This is a combination of Wyckoff and price action. There are many names for this rally up to the upper channel line of the bearish channel
, such as "Second Entry", "2 Leg Pullback", "Gartley", and of course "Redistribution". I think this shows an important aspect of trading. Even though there are many different methodologies regarding successful trading, at their core they are very similar. The "Second Entry" and "2 Leg Pullback" are terms taken from Price Action. "Gartley" is from Harmonic
Trading. And "Redistribution" is of course from Wyckoff. And proponents from all of these methodologies would probably agree that a multi leg pullback within a channel is a high probability pattern for a continuation in the direction of the channel, in this case Bearish
. Of course, a break of the high at "X" ( AKA
CREEK) would negate the bias, so that is where to put the stop.
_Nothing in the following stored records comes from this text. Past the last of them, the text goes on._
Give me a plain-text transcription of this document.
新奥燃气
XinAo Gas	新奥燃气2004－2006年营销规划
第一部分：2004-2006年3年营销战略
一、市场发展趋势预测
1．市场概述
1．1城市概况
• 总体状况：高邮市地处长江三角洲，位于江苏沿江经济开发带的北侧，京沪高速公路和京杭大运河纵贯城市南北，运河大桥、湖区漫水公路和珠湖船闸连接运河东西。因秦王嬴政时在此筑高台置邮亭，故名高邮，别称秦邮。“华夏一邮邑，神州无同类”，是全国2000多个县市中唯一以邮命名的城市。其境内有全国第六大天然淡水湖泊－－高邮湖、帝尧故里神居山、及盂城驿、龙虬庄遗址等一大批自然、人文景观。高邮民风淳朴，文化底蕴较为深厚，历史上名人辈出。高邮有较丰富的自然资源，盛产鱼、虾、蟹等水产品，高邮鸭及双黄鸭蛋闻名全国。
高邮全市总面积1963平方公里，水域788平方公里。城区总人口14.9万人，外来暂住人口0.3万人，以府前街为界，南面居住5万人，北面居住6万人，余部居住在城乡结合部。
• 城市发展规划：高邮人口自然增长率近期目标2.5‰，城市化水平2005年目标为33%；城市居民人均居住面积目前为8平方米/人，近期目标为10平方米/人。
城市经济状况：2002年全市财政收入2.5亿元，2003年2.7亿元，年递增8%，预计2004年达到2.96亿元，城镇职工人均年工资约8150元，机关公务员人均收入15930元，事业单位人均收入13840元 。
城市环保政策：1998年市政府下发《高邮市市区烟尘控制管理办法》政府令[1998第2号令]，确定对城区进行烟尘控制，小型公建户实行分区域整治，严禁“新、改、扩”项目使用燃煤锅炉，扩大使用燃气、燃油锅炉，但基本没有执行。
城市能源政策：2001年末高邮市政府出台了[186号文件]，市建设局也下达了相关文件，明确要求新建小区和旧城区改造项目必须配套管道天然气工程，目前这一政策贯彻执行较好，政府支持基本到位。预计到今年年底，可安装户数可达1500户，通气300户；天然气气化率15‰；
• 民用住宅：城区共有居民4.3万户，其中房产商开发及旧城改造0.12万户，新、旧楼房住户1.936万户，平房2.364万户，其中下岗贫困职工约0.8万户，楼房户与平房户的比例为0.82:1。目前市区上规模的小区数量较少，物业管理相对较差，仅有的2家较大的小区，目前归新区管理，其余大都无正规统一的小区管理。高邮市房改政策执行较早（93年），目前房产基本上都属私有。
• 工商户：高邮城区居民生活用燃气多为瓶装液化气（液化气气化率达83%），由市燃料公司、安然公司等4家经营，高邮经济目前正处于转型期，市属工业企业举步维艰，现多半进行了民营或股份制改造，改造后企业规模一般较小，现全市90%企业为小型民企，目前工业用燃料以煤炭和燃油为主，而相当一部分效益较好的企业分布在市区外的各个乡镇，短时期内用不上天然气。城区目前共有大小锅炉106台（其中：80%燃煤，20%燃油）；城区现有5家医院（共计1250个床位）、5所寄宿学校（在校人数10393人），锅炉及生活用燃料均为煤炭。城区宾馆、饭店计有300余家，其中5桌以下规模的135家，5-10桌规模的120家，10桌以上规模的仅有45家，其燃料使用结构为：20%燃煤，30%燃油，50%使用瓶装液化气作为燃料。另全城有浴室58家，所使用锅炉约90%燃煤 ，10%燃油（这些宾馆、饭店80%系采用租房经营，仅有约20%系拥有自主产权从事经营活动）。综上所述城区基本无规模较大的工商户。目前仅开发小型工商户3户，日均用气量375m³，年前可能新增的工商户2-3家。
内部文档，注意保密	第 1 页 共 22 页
First Target is AB=CD
extension with R:R of 1:1.93. Second Target is at the 1.236 Fib Ext with R:R 1:2.48. There could be support at the ICE level, so this would be a good spot to either tighten the stop or take off a portion of the position. Entry is on a 3 bar swing high, with the close of bar 3 below the lows of both bars 1 & 2. Plus the Wyckoff test, the volume
on both the swing high at "B" and "D" are the same, even though the swing high at "D" is obviously higher than "B", indicating no support for higher prices. Good luck to all.
FYI - I am using a Zig Zag
(5,1) and OBV only for this analysis.